18 de Março de 2020, 15:06

 

Mestre da UNINASSAU fala sobre regulamentação e formação profissional

Por: Suzy Guimarães

A Psicologia é uma formação acadêmica que leva cinco anos para se consolidar e exige estágio supervisionado de 300 horas. Após a graduação, alguns formandos optam por cursos de pós-graduação para se tornarem profissionais mais atualizados e especializados para cuidar da saúde mental da população.

O coaching, por sua vez, é uma técnica desenvolvida por profissionais oriundos de diversas áreas, não sendo necessária uma formação especifica, mas complementar e, por conta disso, é importante não confundir os dois profissionais.

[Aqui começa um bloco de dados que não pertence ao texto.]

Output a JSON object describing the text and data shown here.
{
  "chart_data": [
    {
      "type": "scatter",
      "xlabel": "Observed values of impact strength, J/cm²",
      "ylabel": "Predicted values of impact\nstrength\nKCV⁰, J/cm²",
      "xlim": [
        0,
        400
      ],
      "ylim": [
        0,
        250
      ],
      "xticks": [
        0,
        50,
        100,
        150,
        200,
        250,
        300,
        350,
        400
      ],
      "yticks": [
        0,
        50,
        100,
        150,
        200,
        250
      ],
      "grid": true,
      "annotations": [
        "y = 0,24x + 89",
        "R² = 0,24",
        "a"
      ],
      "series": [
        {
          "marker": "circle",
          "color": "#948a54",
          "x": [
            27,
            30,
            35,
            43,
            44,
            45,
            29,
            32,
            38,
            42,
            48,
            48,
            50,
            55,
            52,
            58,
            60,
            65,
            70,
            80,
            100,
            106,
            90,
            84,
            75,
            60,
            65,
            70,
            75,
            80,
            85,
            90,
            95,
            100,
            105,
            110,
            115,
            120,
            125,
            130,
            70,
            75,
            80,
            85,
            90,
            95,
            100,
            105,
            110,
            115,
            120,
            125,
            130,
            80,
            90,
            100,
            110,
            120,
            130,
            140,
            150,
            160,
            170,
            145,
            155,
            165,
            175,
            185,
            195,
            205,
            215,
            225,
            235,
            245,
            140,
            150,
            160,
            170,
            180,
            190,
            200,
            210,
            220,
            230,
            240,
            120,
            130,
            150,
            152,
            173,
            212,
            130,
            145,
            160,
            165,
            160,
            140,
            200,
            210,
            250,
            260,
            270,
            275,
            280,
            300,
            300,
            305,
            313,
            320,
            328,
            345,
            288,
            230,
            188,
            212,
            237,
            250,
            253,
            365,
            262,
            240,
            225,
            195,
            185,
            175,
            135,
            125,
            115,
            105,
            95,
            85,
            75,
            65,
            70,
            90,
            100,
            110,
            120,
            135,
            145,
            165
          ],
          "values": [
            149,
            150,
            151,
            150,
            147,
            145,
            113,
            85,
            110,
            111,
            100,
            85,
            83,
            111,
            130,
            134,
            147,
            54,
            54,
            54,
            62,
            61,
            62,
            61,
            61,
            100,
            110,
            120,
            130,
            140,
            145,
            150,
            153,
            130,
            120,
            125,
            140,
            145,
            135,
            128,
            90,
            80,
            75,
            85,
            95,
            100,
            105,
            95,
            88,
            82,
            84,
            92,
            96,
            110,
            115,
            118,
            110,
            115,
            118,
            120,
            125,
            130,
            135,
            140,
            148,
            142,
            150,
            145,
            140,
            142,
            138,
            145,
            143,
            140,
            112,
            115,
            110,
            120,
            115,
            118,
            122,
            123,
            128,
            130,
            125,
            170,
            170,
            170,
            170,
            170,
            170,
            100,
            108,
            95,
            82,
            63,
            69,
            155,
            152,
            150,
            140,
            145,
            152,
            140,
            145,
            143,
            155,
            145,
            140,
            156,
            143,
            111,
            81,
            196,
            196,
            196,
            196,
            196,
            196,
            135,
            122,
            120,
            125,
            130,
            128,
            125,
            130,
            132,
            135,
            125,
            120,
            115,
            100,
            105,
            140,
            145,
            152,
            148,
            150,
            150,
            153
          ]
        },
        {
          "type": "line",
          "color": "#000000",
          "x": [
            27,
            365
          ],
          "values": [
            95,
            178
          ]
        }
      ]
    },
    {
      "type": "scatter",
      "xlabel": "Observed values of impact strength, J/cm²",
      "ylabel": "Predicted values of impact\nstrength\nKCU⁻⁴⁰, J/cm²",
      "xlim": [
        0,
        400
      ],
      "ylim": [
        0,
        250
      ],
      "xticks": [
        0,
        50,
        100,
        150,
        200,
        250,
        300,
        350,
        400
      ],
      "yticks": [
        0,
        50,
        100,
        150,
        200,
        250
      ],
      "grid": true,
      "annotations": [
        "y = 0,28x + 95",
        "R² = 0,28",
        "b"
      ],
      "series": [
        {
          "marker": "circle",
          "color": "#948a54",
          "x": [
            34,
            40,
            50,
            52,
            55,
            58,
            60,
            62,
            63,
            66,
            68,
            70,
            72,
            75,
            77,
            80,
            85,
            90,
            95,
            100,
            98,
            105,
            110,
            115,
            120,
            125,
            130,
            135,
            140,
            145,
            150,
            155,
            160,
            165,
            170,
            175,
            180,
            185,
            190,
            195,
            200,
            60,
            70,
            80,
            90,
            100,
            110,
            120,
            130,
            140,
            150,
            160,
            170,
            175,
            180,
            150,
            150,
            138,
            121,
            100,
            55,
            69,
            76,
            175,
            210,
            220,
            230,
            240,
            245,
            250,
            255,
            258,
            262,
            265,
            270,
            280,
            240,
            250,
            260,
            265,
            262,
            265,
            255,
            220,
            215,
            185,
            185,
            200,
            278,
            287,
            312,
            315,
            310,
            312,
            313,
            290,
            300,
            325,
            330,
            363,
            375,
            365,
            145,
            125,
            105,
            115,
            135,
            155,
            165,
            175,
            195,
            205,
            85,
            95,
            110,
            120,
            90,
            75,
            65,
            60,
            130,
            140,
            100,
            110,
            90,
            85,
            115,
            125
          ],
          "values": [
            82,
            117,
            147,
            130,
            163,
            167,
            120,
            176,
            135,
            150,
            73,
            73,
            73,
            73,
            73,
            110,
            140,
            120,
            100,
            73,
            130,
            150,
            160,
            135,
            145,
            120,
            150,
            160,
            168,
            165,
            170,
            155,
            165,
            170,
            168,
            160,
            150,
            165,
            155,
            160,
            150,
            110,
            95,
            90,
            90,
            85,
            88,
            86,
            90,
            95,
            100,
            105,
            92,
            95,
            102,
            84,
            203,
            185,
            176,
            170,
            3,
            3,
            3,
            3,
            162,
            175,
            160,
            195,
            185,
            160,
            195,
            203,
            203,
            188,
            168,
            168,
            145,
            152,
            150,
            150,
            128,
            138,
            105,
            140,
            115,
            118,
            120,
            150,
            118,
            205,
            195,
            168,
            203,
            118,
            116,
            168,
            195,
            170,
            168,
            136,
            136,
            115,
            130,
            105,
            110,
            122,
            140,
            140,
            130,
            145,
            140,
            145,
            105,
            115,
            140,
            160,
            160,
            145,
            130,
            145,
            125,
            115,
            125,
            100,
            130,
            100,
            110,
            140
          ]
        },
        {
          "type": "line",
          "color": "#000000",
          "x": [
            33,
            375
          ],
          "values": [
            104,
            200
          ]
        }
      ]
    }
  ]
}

Quem faz essa afirmação e ressalta a diferença é o coordenador do curso de Psicologia da UNINASSAU – Centro Universitário Mauricio de Nassau Aracaju, André Mandarino. "As pessoas precisam entender que a Psicologia possibilita ao profissional atuar em diversas áreas como hospitais, organizações esportivas e jurídicas, escolas, não se limitando a psicoterapia", observa. Ele atenta que o psicólogo tem a possibilidade de desenvolver diversas atividades   compatíveis com esses ambientes.

"Não podemos esquecer que a Psicologia é uma profissão regulamentada por lei, desde 1962, no Brasil, e possui conselho encarregado de orientar e fiscalizar o exercício da profissão", ressalta o professor. Ele observa que, por outro lado, o fenômeno do Coaching embora envolva profissionais sérios e comprometidos, aparece no contexto do modismo.

Embasamento - "Hoje, existem Coach de diversas conotações que se colocam das mais diversas maneiras, sem um embasamento que possa ser questionado dentro de suas práticas", explica André. Ele lembra que não há nada que regule a profissão de Coach. "No caso do psicólogo, esse profissional segue um código de ética que orienta sua conduta e que o obriga a seguir no exercício da profissão", ressalta.

No caso do Coach, André diz que alguns tentam ocupar esse espaço, mas, muitas vezes, com promessa de resultados que não podem acontecer. Ele enfatiza que não há como prometer resultados nos processos de mudança psicológicas e comportamentais. "As pessoas estão em busca de resultados práticos e rápidos para os seus problemas. Por esse motivo, buscam modismos que prometem esses efeitos, mas os problemas que passaram anos se consolidando, não se resolvem magicamente", conclui o professor.